JOURNAL

お店づくりプロセスpart3「素材」

インテリアの素材について考えてみます。

「上品であること。」「直接的では無いけどたこ焼き屋を想起させること。」
この2つが大きなイメージとしてありました。

「上品であること。」については、
インテリアの素材の種類を絞ることと、色味はナチュラルな色味にすることで、上品な印象を作り出します。
(反対にたくさんの色味や素材を使うとどちらかというと大衆的、日常的なイメージになります。また、ビビッドな色をつかうとポップな印象になります。)

「たこ焼き屋さんを想起させること。」については、
色味のほかに、「素材感」をたこ焼きと似せることを考えました。
少し凹凸のある焼きあがったたこ焼きの生地は、建築素材でいうならザラザラとした質感の「リシン吹付け」に似ています。

また、たこ焼きは、タコを生地でまるっと包み込むように作られます。

リシン吹付けは、様々な下地の上に細かな骨材入りの塗料を少し厚みをもたせて吹き付け、下地をまるっと包み込みます。
この作られ方が、たこ焼きの作られ方ともよく似ていると感じました。

リシン吹付けはリーズナブルですが、使い方によっては安っぽくなること無く、凹凸のある素材感によって空間に奥行きを生むこともできると考えました。

素材感、コスト、施工性を全て兼ね備えたリシン吹付けがこの空間にふさわしいと考え、この素材で進めることに決めました。

一般的には素材ごとに切り替える細かなディテールが発生しますが、今回は壁、天井、家具など全体をリシン吹付けでまるっと包み込むため、下地づくりが完了してから、仕上げまでが一気に進んでいきます。

リシン吹付けは、たこ焼きの作られ方を表現すると同時に、工事の簡略化と工期の短縮にもなりました。
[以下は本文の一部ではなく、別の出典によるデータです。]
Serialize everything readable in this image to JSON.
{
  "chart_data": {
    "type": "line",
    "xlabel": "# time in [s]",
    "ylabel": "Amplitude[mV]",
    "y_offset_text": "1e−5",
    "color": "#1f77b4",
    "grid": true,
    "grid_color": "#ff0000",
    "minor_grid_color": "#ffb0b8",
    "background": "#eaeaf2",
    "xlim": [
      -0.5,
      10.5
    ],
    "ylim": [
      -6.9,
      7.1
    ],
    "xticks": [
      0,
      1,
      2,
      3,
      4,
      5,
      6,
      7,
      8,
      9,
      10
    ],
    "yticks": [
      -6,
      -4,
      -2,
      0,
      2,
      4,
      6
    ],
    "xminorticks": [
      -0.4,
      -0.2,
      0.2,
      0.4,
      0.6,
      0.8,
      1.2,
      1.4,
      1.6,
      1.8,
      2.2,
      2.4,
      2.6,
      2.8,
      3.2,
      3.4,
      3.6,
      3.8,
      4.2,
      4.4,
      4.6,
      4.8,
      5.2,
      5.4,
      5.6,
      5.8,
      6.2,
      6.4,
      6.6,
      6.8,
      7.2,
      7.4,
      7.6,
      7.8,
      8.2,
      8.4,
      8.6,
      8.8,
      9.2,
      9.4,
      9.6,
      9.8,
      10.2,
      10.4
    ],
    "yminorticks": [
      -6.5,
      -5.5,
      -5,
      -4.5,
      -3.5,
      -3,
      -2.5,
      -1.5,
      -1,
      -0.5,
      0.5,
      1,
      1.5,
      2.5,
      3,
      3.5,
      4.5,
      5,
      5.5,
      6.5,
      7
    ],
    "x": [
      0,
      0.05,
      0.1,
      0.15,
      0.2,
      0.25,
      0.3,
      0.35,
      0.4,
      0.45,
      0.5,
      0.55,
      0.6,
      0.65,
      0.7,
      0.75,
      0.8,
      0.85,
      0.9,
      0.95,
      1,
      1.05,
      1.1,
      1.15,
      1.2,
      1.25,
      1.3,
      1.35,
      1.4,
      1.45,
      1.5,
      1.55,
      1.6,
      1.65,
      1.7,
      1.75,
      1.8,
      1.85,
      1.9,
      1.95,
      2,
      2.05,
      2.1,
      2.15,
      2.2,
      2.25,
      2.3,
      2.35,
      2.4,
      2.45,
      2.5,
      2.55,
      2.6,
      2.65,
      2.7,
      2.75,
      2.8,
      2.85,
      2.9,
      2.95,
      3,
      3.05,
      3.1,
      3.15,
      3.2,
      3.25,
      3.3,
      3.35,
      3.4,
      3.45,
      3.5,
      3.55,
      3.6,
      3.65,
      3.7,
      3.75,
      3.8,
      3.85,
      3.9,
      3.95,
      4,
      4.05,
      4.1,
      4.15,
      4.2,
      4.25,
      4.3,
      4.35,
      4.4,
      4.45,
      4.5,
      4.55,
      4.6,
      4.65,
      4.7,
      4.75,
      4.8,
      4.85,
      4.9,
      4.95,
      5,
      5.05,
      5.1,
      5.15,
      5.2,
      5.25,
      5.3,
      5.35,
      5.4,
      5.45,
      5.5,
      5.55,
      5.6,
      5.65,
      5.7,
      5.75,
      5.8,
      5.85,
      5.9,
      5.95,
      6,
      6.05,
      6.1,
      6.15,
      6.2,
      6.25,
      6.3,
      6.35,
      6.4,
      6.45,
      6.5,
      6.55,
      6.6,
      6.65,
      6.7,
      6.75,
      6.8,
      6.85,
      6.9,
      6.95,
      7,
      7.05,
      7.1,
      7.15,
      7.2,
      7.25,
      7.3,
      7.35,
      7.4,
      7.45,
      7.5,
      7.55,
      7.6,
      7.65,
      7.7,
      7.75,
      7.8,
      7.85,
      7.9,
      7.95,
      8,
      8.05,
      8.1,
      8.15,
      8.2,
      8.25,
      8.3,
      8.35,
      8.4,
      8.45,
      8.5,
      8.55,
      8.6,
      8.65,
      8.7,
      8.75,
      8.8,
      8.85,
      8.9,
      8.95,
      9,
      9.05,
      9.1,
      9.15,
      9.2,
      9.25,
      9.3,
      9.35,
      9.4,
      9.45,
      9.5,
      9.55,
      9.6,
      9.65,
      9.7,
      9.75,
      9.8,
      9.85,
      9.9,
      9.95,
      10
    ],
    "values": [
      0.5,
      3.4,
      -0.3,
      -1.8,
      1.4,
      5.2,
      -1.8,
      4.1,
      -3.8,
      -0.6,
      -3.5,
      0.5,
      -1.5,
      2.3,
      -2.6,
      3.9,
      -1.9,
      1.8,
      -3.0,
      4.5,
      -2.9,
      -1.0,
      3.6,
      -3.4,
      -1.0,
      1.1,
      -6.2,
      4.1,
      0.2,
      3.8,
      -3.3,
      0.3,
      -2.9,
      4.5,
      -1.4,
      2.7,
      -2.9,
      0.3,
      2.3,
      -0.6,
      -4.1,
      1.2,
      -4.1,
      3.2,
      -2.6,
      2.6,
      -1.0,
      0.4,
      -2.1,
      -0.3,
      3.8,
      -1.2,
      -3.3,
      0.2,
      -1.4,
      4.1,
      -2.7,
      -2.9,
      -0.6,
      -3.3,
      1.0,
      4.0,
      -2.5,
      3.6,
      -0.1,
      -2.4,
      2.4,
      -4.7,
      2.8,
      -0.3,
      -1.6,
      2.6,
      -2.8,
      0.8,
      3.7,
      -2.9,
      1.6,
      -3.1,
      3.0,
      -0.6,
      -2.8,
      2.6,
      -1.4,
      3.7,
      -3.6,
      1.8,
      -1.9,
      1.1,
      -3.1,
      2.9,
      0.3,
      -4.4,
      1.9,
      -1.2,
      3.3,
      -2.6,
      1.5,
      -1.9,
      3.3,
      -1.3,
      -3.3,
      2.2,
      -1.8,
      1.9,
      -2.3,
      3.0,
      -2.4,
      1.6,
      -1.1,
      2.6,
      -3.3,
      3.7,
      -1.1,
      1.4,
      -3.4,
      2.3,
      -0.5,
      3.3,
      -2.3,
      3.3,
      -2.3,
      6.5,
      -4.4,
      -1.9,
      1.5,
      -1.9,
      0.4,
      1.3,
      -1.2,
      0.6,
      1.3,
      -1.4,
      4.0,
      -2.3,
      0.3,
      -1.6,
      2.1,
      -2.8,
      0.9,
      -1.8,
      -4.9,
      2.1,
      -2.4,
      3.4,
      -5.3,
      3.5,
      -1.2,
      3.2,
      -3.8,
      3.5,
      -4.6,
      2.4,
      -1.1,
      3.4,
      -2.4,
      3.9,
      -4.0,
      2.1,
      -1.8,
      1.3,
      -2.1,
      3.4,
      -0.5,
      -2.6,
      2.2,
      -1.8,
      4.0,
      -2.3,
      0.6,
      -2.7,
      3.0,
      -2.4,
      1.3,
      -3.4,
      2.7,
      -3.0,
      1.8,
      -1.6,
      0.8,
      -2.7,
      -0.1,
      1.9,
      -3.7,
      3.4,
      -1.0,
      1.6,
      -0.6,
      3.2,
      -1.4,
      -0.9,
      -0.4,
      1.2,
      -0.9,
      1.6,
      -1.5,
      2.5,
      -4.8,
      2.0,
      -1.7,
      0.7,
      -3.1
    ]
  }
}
(細かなディテールを作り込むと、どうじても工事が複雑になり、工期も伸びてしまいます。)

あとは、細かいことですが、気を使いたいこととして、天井のエアコンや勝手口の扉、照明器具の枠まで全て同色で塗装したり、店内の目立つところにはコンセントやスイッチ類が見えないように気を配り、余計なものが目立たないようにしました。

お店のインテリアは、お店のコンセプトを表現できるものです。

どんなお店にしていきたいか、どういった商品や食事を提供するのか、それに合ったインテリアを同時に設計していくことで、お店のブランディングづくりにもなります。

「お店の特徴」「コンセプト」「インテリア」が一体となった、一本筋の通ったお店づくりがとても大切だと感じています。